A l’image de Nabil Fékir, lui aussi en son temps non-retenu par les formateurs lyonnais, Mikautadze atterrit à Saint-Priest, le club phare pour la formation des jeunes dans l’agglomération lyonnaise. Au bout de deux ans, le président Patrick Gonzalez l’emmène faire un essai à Metz. Il y signe son premier contrat professionnel en 2019, et disputera son premier match professionnel le 7 décembre de la même année.
Le Franco-géorgien parfait sa formation par un prêt au RFC Seraing en Belgique, avant de rechausser les crampons pour le FC Metz, où il enchaîne deux bonnes saisons dont celle de 2022-23, où il finit meilleur buteur de Ligue 2 avec 23 buts. Après un aller-retour à l’Ajax, Mikautadze revient en Lorraine avant de choisir, parmi plusieurs propositions (Lens, Monaco et d’autres clubs européens), de faire son retour chez lui. "Le joueur qu'il est aujourd'hui vient aussi de ce mental forgé par ce parcours", assure Vulliez. "Cela a été difficile pour lui, puisqu'il a quitté le club, finalement, quand on était à Gerland. En plus, lui qui est de Gerland... C'est quelque chose qu'il a su digérer."
Il y a aussi de la résilience dans le parcours de l'un des trois Géorgiens du Championnat de France: "C'est un garçon que j'ai toujours connu très, très compétiteur et, en fait, très passionné par le jeu, par le foot", dit encore Amaury Barlet. "C'est pour ça que je dis, peu importe le niveau auquel il joue, c'est un garçon qui veut jouer, qui veut s'imposer, qui veut être titulaire, qui veut marquer des buts. C'est un garçon qui ne s'est pas posé dix mille questions par rapport au niveau auquel il jouait, et ça a été sa force. Aujourd'hui, c'est ce qui l'a construit sur le plan mental aussi. Après avoir vécu ce parcours-là, il me semble qu'il ne peut aller que vers le haut."
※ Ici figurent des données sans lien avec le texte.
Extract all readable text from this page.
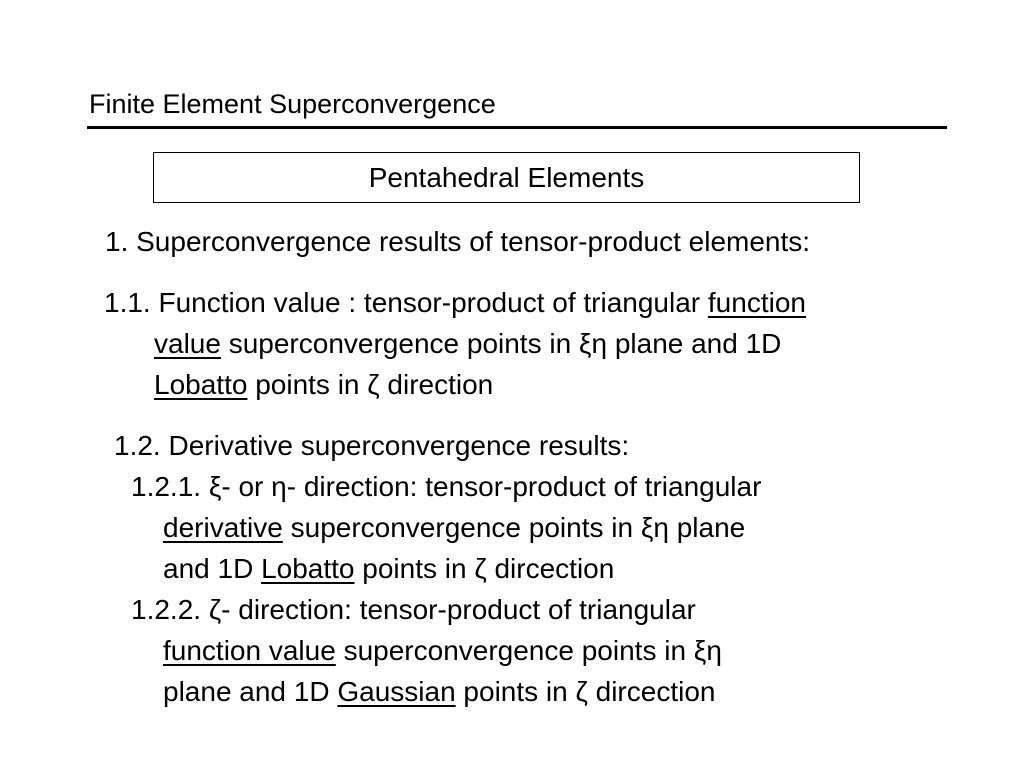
Finite Element Superconvergence
Pentahedral Elements
1. Superconvergence results of tensor-product elements:
1.1. Function value : tensor-product of triangular function
value superconvergence points in ξη plane and 1D
Lobatto points in ζ direction
1.2. Derivative superconvergence results:
1.2.1. ξ- or η- direction: tensor-product of triangular
derivative superconvergence points in ξη plane
and 1D Lobatto points in ζ dircection
1.2.2. ζ- direction: tensor-product of triangular
function value superconvergence points in ξη
plane and 1D Gaussian points in ζ dircection
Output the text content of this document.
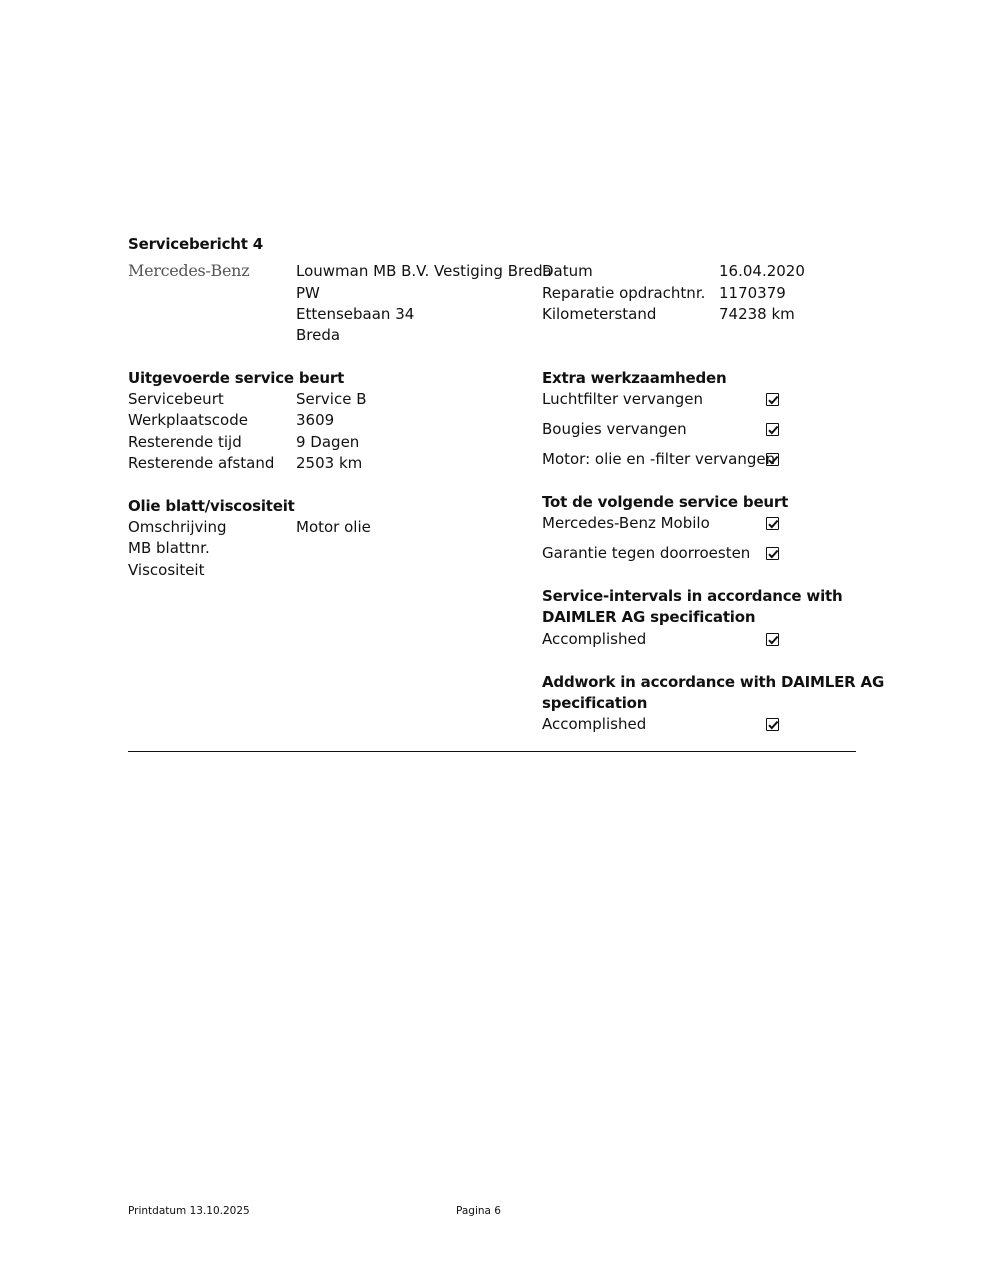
Servicebericht 4
Mercedes-Benz	Louwman MB B.V. Vestiging Breda
PW
Ettensebaan 34
Breda
Datum	16.04.2020
Reparatie opdrachtnr. 1170379
Kilometerstand	74238 km
Uitgevoerde service beurt
Servicebeurt	Service B
Werkplaatscode	3609
Resterende tijd	9 Dagen
Resterende afstand 2503 km
Olie blatt/viscositeit
Omschrijving	Motor olie
MB blattnr.
Viscositeit
Extra werkzaamheden
Luchtfilter vervangen
Bougies vervangen
Motor: olie en -filter vervangen
Tot de volgende service beurt
Mercedes-Benz Mobilo
Garantie tegen doorroesten
Service-intervals in accordance with
DAIMLER AG specification
Accomplished
Addwork in accordance with DAIMLER AG
specification
Accomplished
Printdatum 13.10.2025	Pagina 6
"On espère tous que la fusée est lancée"
Le haut, c’est désormais l’OL, où il revient pour s’imposer peu à peu à la fin de l’hiver. Georges Mikautadze se fraie un chemin, en douceur mais en serial buteur. Paulo Fonseca y voit une évolution notable: "Je ne demande rien de différent à Georges. Sa progression reflète celle de l’équipe: l’équipe crée des occasions pour que l’attaquant marque", posait jeudi son entraîneur. "Quand je suis arrivé, il était plus instinctif, sauvage, et il voulait toujours toucher le ballon. Nous avons travaillé sur sa patience, sur le fait d’attendre le bon moment pour toucher le ballon. Il a les capacités pour évoluer dans différents espaces."
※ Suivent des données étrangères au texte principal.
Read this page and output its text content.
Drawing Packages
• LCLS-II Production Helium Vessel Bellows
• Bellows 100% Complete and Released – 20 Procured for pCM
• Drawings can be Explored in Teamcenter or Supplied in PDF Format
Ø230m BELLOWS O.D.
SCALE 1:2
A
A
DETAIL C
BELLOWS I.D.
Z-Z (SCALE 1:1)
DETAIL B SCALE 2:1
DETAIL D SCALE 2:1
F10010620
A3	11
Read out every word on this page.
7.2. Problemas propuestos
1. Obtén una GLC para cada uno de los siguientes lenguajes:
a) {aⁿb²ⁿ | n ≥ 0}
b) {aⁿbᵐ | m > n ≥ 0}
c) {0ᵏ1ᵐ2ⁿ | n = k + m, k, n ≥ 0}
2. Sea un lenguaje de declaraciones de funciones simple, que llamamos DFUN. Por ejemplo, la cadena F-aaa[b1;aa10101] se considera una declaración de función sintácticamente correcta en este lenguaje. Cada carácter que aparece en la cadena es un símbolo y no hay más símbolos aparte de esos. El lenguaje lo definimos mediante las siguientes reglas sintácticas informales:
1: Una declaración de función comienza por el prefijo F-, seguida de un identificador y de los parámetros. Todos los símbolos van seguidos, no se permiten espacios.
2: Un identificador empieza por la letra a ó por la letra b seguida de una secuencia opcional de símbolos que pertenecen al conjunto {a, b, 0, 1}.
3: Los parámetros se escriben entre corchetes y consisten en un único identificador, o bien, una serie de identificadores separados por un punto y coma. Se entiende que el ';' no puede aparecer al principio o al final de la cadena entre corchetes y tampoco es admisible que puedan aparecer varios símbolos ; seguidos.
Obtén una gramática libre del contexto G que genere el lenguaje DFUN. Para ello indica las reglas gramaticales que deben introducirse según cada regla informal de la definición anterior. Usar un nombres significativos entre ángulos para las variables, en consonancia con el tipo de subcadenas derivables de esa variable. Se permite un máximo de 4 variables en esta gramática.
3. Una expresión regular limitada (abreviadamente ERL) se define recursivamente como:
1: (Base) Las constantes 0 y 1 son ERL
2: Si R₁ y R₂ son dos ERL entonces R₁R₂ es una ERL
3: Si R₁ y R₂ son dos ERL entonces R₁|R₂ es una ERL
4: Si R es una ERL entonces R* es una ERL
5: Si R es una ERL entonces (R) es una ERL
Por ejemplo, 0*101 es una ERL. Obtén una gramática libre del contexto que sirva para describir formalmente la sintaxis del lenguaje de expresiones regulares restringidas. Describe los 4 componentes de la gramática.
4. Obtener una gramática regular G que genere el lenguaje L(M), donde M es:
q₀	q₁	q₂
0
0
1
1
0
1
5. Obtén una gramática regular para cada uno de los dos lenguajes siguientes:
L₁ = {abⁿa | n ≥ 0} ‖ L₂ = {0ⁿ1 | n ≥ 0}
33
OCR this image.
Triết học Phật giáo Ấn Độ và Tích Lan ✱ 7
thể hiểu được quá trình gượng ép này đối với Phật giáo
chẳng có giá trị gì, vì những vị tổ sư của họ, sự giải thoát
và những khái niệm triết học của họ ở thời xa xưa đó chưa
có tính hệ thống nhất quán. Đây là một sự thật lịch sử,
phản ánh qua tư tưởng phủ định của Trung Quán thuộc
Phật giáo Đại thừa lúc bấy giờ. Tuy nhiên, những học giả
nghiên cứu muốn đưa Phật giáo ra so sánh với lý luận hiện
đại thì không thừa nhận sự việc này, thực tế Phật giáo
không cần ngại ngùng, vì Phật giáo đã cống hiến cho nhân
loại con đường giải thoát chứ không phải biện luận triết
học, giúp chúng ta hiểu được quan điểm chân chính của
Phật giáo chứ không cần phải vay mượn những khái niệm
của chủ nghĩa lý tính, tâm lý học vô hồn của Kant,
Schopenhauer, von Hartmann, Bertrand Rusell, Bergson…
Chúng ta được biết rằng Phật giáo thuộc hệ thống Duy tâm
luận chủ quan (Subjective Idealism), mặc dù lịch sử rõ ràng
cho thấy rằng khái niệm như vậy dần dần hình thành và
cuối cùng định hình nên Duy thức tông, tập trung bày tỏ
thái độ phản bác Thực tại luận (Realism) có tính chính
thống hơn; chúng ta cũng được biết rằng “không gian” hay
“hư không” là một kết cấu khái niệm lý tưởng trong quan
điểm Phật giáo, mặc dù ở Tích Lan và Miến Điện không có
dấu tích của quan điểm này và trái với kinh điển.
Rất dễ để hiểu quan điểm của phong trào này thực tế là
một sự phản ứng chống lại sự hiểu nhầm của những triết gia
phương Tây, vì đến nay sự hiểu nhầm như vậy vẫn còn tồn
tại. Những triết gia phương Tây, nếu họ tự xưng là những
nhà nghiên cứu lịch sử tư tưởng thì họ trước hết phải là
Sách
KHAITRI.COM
Le dernier mot revient à Amaury Barlet: "On espère tous que la fusée est lancée. Personnellement, c'est une satisfaction, une fierté de se dire Tiens, je l'ai connu plus petit et quelque part, il s'impose dans mon club. C'est sûr que, quand on a des jeunes qu'on a eu la chance de côtoyer réussissent, c'est une fierté. Il y a cette part d'affect quand ces jeunes rentrent sur la pelouse, que soit à l'époque Gerland, ou aujourd'hui au Groupama. La particularité de Georges, c'est qu'il a fallu qu'il parte voir d'autres choses pour qu'il puisse revenir s'éclater sur la pelouse du grand stade."